Prof. Özdemir, hastalığı şöyle tanımladı: “Maküla ya da bilinen adıyla “sarı nokta”, gözün arka kısmında görme işleminin sağlandığı retinada yer alan, keskin ve renkli görmenin sağlanmasından sorumlu küçük bir bölgedir. Bu hastalık, ismini aldığı bu bölgede bulunan, ışığı ve rengi algılayan alıcıların, yaşın ilerlemesi ile beraber hasar görmesi sonucu oluşan hastalığa verilen isimdir. Hastalığın tıbbi adı, yaşa bağlı maküla dejenerasyonudur. Sarı nokta hastalığı özellikle 65 yaş sonrası meydana gelen, geri dönüşümsüz bir retina hastalığıdır. Gelişmiş ülkelerde körlüğün en önemli sebeplerindendir.” Hastalığın kuru ve yaş olmak üzere iki tipi var. Kuru tip, yüzde 85-90 oranıyla yaş tipten çok daha sık görülür” diyen Prof. Dr. Hakan Özdemir, hastalığın gelişiminde çeşitli faktörlerin ön planda olabileceğini söyledi. Özdemir; yaşlanma, sigara kullanımı, genetik faktörler ve uzun süreli güneş ışığına maruz kalmanın bunların başında geldiğini söyledi.
Nasıl anlaşılır?
Hastalığın, bulgu ve belirti vermeden rutin göz muayenesinde tespit edilmesi mümkün. Bununla birlikte renk hassasiyetinin azalması, düz çizgileri kırık ya da dalgalı görme, ışığa hassasiyet ve merkezi görmede sorunlar gibi çeşitli belirtiler de verebilir. Okumada zorlanma önemli bir başka belirti olarak öne çıkıyor. Bu hastalığın tanısı göz hekimi tarafından konuluyor.
Tedavisi nedir?
“Hastalığın tedavisinde yaş tip ve kuru tip sarı nokta hastalığı farklılık göstermektedir” diyen Prof. Özdemir, yaş tip sarı nokta hastalığında damarlanmayı ve hastalığın ilerlemesini önlemek için göz içi enjeksiyon (anti-VEGF) uygulamasının yapıldığını belirtti.
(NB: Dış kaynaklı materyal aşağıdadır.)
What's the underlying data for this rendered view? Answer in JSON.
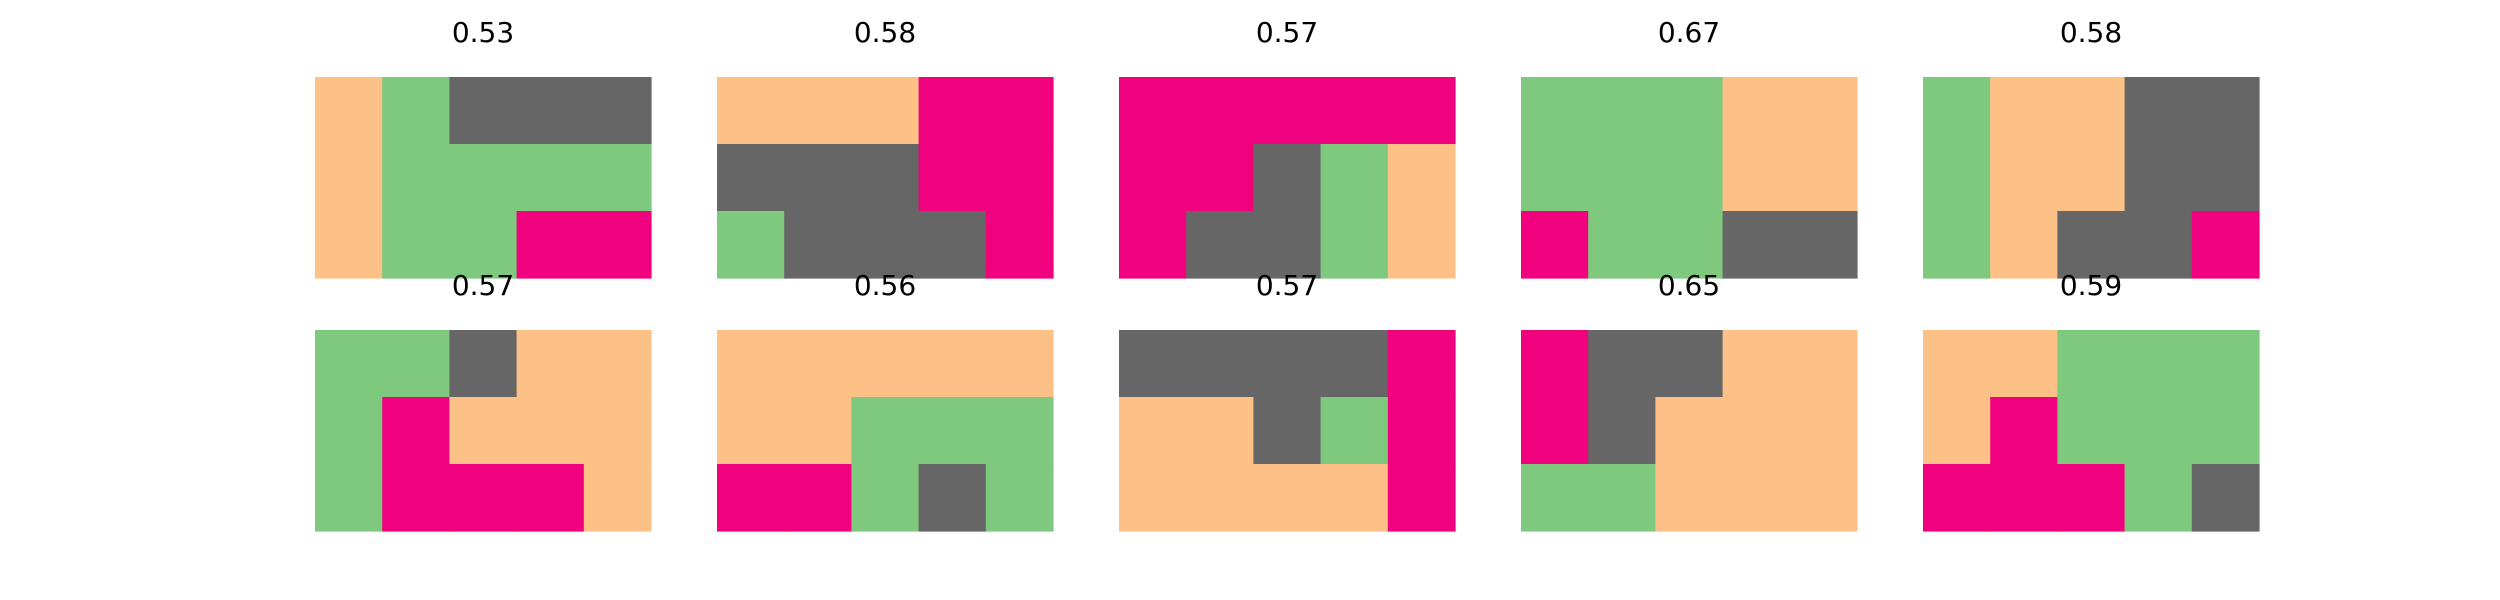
{
  "colors": {
    "peach": "#fdc086",
    "green": "#7fc97f",
    "gray": "#666666",
    "magenta": "#f0027f"
  },
  "chart_data": [
    {
      "type": "heatmap",
      "title": "0.53",
      "grid": [
        [
          "peach",
          "green",
          "gray",
          "gray",
          "gray"
        ],
        [
          "peach",
          "green",
          "green",
          "green",
          "green"
        ],
        [
          "peach",
          "green",
          "green",
          "magenta",
          "magenta"
        ]
      ]
    },
    {
      "type": "heatmap",
      "title": "0.58",
      "grid": [
        [
          "peach",
          "peach",
          "peach",
          "magenta",
          "magenta"
        ],
        [
          "gray",
          "gray",
          "gray",
          "magenta",
          "magenta"
        ],
        [
          "green",
          "gray",
          "gray",
          "gray",
          "magenta"
        ]
      ]
    },
    {
      "type": "heatmap",
      "title": "0.57",
      "grid": [
        [
          "magenta",
          "magenta",
          "magenta",
          "magenta",
          "magenta"
        ],
        [
          "magenta",
          "magenta",
          "gray",
          "green",
          "peach"
        ],
        [
          "magenta",
          "gray",
          "gray",
          "green",
          "peach"
        ]
      ]
    },
    {
      "type": "heatmap",
      "title": "0.67",
      "grid": [
        [
          "green",
          "green",
          "green",
          "peach",
          "peach"
        ],
        [
          "green",
          "green",
          "green",
          "peach",
          "peach"
        ],
        [
          "magenta",
          "green",
          "green",
          "gray",
          "gray"
        ]
      ]
    },
    {
      "type": "heatmap",
      "title": "0.58",
      "grid": [
        [
          "green",
          "peach",
          "peach",
          "gray",
          "gray"
        ],
        [
          "green",
          "peach",
          "peach",
          "gray",
          "gray"
        ],
        [
          "green",
          "peach",
          "gray",
          "gray",
          "magenta"
        ]
      ]
    },
    {
      "type": "heatmap",
      "title": "0.57",
      "grid": [
        [
          "green",
          "green",
          "gray",
          "peach",
          "peach"
        ],
        [
          "green",
          "magenta",
          "peach",
          "peach",
          "peach"
        ],
        [
          "green",
          "magenta",
          "magenta",
          "magenta",
          "peach"
        ]
      ]
    },
    {
      "type": "heatmap",
      "title": "0.56",
      "grid": [
        [
          "peach",
          "peach",
          "peach",
          "peach",
          "peach"
        ],
        [
          "peach",
          "peach",
          "green",
          "green",
          "green"
        ],
        [
          "magenta",
          "magenta",
          "green",
          "gray",
          "green"
        ]
      ]
    },
    {
      "type": "heatmap",
      "title": "0.57",
      "grid": [
        [
          "gray",
          "gray",
          "gray",
          "gray",
          "magenta"
        ],
        [
          "peach",
          "peach",
          "gray",
          "green",
          "magenta"
        ],
        [
          "peach",
          "peach",
          "peach",
          "peach",
          "magenta"
        ]
      ]
    },
    {
      "type": "heatmap",
      "title": "0.65",
      "grid": [
        [
          "magenta",
          "gray",
          "gray",
          "peach",
          "peach"
        ],
        [
          "magenta",
          "gray",
          "peach",
          "peach",
          "peach"
        ],
        [
          "green",
          "green",
          "peach",
          "peach",
          "peach"
        ]
      ]
    },
    {
      "type": "heatmap",
      "title": "0.59",
      "grid": [
        [
          "peach",
          "peach",
          "green",
          "green",
          "green"
        ],
        [
          "peach",
          "magenta",
          "green",
          "green",
          "green"
        ],
        [
          "magenta",
          "magenta",
          "magenta",
          "green",
          "gray"
        ]
      ]
    }
  ]
}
Kuru tip sarı nokta hastalığının günümüzde ilaç veya cerrahi yöntemlerle tedavisi yok. Hastalığın ilerlemesini önlemek amacıyla uygulanabilecek yöntem ise retina için yararlı olan vitamin ve diğer besin takviyelerinin alımı. Bu yaklaşıma da mikronütrisyon adı veriliyor.
Mikronütrisyon nedir?
Prof. Dr. Hakan Özdemir, mikronütrisyona şu sözlerle açıklık getirdi: “Nütrisyon bilindiği üzere beslenme anlamı taşımakta. “Mikro” ise burada, az bulunan ya da nadir anlamında kullanılmıştır. Çünkü mikronütrisyonda verilen besin takviyeleri ve vitaminler vücutta çok az miktarda bulunmaktadır. Bazılarının normal beslenme ile istenilen dozlarda alınması da mümkün değildir. Mikronütrisyon, sarı nokta hastalığının ilerlemesini yavaşlatan bir yaklaşımdır. Bu konuda çok sayıda bilimsel veri bulunmaktadır.”
Düzenli hekim gözetimi şart
Prof. Özdemir, kritik önem taşıyan mikronütrisyon tedavisinde kullanılan ürünlerin, mutlaka göz hekiminin önerisi ile kullanılması gerektiği uyarısında bulundu. Özdemir, ayrıca mikronütisyon tedavisi alan hastaların hekimlerinin belirlediği periyotlarda muayene olmalarının da son derece önemli olduğunun altını çizdi.